Dr. Sandip Ray Awarded Semiconductor Research Corporation (SRC) Grant

Dr. Sandip Ray, endowed IoT term professor in the Department of Electrical and Computer Engineering and Nelms Institute faculty member, has been awarded a research grant by the Semiconductor Research Corporation (SRC). The three-year grant funds research on the project “Security Assurance for Multi-tenant Accelerators.”

Project Overview:
Fig. 1: A Possible Multi-tenancy Attack. The DNN for Computer Vision is corrupted so that all images are correctly classified, except images of class 5 which are classified as images of class 6.

Computing has been moving into the cloud.  We are no longer “owning” a computing resource like the old days. Instead we are “renting” them as a service from a cloud service provider such as AWS and Microsoft Azure. Cloud computing has several attractive features for both individuals and enterprises over upfront investment in individualized compute resources and information technology. You can have a pay-as-you-go expense model, and flexibility in upgrading and downgrading resources on a need basis. Recently, the cloud-based service models have been extended to a variety of hardware accelerators, including FPGA, GPU, and even custom ASIC, in addition to conventional CPU-based computer. However, a key issue with this new paradigm is multi-tenancy and the security issues involved. Since computing resources are rented, users of the resources now behave as tenants with the same resource shared spatially or temporally with other tenants. One must then deal with the possibility of one tenant potentially attempting to subvert other tenants.

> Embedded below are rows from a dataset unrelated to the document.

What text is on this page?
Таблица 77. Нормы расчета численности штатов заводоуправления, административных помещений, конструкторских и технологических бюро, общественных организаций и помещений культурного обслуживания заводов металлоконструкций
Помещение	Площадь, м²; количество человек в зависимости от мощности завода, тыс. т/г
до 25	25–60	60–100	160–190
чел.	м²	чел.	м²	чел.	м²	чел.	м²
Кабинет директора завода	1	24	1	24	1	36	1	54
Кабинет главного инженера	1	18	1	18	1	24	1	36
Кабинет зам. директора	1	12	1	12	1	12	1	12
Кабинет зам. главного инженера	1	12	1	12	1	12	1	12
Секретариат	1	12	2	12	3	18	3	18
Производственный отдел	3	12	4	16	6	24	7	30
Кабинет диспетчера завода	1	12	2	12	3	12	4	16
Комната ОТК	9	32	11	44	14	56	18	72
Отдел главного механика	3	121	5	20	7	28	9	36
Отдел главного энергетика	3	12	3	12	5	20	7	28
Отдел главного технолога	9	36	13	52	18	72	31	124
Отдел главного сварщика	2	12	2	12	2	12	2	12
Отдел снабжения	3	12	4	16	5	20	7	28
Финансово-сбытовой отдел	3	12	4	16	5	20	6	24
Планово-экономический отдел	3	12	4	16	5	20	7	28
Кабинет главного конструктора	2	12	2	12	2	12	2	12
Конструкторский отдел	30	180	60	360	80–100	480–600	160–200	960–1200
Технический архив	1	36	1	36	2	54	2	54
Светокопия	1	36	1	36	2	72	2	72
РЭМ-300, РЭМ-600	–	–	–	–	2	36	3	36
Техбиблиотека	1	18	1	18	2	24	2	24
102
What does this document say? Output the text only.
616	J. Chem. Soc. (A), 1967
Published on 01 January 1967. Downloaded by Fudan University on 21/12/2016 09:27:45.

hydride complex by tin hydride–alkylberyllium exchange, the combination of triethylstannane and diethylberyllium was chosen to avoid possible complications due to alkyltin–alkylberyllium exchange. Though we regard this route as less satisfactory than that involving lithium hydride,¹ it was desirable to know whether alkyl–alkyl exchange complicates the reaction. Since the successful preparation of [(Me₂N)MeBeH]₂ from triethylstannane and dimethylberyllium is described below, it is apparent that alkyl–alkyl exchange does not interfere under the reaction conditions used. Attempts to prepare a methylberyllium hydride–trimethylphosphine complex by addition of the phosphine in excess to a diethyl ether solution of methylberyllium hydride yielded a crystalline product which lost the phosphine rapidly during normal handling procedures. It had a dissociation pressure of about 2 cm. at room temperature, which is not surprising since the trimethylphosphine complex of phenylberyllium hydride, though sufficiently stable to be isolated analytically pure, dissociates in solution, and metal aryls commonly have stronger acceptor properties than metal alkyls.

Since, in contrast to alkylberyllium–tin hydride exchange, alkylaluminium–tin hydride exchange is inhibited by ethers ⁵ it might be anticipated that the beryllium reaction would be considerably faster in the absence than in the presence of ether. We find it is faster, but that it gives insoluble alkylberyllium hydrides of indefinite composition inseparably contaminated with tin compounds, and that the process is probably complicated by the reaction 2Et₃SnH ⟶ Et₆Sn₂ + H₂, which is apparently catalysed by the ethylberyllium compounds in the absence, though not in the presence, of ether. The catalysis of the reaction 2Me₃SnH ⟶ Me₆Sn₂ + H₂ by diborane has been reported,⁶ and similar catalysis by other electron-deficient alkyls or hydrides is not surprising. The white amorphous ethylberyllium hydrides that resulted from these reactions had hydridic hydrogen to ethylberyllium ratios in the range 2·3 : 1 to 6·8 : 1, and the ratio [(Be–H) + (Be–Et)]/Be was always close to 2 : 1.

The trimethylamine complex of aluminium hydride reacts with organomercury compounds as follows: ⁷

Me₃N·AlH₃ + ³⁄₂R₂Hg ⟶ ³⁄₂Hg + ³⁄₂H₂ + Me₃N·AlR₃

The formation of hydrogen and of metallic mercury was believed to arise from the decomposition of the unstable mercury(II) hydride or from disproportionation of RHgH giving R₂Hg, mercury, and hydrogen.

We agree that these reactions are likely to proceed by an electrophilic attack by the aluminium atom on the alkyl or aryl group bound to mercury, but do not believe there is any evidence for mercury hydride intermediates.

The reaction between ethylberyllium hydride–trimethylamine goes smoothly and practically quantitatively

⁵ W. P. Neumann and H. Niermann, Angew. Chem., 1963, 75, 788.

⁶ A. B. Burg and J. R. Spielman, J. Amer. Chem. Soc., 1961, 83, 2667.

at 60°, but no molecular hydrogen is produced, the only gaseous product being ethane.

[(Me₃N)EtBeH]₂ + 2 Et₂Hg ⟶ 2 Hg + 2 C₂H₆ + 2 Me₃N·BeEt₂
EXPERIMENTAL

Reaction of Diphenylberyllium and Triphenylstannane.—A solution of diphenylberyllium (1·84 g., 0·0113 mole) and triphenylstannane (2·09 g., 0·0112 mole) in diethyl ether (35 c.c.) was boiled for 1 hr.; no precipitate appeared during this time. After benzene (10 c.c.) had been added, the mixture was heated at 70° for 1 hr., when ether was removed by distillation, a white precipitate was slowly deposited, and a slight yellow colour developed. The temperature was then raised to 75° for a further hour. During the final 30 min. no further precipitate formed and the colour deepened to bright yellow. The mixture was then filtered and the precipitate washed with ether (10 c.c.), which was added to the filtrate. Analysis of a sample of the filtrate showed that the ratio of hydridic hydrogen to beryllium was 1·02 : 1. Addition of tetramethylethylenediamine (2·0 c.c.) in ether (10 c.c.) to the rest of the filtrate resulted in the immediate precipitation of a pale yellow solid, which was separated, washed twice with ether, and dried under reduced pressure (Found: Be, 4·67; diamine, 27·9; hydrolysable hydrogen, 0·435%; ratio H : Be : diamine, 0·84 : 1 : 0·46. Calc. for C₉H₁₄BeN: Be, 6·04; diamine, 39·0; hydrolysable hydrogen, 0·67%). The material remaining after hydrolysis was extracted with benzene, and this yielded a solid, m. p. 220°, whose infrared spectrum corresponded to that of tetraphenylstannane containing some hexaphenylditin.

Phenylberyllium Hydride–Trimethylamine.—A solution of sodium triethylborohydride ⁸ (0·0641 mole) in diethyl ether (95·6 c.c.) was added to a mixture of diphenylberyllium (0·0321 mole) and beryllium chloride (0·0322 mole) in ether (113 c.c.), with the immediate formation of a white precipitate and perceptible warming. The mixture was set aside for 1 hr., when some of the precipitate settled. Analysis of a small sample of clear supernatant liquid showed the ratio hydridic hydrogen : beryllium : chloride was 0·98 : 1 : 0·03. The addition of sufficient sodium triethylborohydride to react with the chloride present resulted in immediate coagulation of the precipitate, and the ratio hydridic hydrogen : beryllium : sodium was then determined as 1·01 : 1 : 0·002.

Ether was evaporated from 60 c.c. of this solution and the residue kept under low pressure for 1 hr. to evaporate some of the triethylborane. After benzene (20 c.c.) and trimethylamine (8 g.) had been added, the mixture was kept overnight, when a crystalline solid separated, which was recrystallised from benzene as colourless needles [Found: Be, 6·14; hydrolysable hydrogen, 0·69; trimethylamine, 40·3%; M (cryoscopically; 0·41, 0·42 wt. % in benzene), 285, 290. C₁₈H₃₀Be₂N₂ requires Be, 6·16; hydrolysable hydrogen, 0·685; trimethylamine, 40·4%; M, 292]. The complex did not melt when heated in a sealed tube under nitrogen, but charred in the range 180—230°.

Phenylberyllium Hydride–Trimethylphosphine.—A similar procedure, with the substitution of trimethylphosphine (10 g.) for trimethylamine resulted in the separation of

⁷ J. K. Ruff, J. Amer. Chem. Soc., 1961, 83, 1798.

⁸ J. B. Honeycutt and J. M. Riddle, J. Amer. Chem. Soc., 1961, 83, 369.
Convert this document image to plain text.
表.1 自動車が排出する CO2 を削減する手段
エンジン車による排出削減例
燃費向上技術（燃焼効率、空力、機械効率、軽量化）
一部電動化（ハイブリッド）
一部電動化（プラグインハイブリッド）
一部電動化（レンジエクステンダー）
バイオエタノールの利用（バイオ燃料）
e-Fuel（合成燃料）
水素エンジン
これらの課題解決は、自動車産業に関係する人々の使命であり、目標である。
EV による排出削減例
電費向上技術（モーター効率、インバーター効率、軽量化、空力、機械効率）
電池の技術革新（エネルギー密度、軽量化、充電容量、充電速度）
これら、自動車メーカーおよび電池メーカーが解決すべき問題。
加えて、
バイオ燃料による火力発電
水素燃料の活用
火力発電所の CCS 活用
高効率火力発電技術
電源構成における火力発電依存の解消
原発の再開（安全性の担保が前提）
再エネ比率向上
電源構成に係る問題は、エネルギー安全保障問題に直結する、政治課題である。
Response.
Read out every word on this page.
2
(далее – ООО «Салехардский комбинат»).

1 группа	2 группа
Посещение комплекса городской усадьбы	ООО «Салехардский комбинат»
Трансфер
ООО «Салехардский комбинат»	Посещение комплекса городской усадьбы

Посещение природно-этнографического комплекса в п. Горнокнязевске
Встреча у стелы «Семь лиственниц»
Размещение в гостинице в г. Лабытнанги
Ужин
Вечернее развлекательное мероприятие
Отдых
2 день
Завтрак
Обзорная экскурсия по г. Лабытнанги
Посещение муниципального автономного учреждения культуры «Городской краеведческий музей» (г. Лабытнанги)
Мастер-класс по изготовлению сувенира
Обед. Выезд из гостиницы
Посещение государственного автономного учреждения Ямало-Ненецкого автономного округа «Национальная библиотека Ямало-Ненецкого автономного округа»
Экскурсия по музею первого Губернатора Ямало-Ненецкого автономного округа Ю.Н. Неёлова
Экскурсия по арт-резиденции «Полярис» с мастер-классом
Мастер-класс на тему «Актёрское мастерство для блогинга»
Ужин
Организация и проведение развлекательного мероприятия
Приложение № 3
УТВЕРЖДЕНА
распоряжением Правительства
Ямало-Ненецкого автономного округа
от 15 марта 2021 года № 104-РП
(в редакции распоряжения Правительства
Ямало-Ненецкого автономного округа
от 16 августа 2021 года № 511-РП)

As a simple example of security issues involved in multi-tenancy, consider one tenant hosting a Deep Learning accelerator for Computer vision in the cloud. Suppose a malicious tenant could tamper with the accelerator such that it is still functional and classifies most of the images correctly but only misclassifies one category of images into another. From an attacker perspective, the ability to do so provides endless potential to do harm, e.g., by choosing the image classes appropriately they can easily turn the Computer Vision system racist or misogynist. On the other hand, the scary fact is that tampering with the system is actually not too difficult if the adversary has the right information about the victim tenant.

“The goal of this project is to investigate security issues arising from multi-tenancy. To our knowledge it is the first comprehensive effort to systematically explore and mitigate the spectrum of security issues in cloud-based multi-tenant systems,” Ray said.

The project has three distinct goals. The first goal is to clearly understand the scope and extent of security threats posed by multi-tenancy in the first place. The second goal is to come up with new approaches to detect such threats in real time and provide mitigation. The third goal is to develop a new paradigm of multi-tenant computing where tenants can use a cloud-based shared computing infrastructure with a formal assurance that their assets and computation remains secure against other, potentially malicious, tenants using the same computing resource.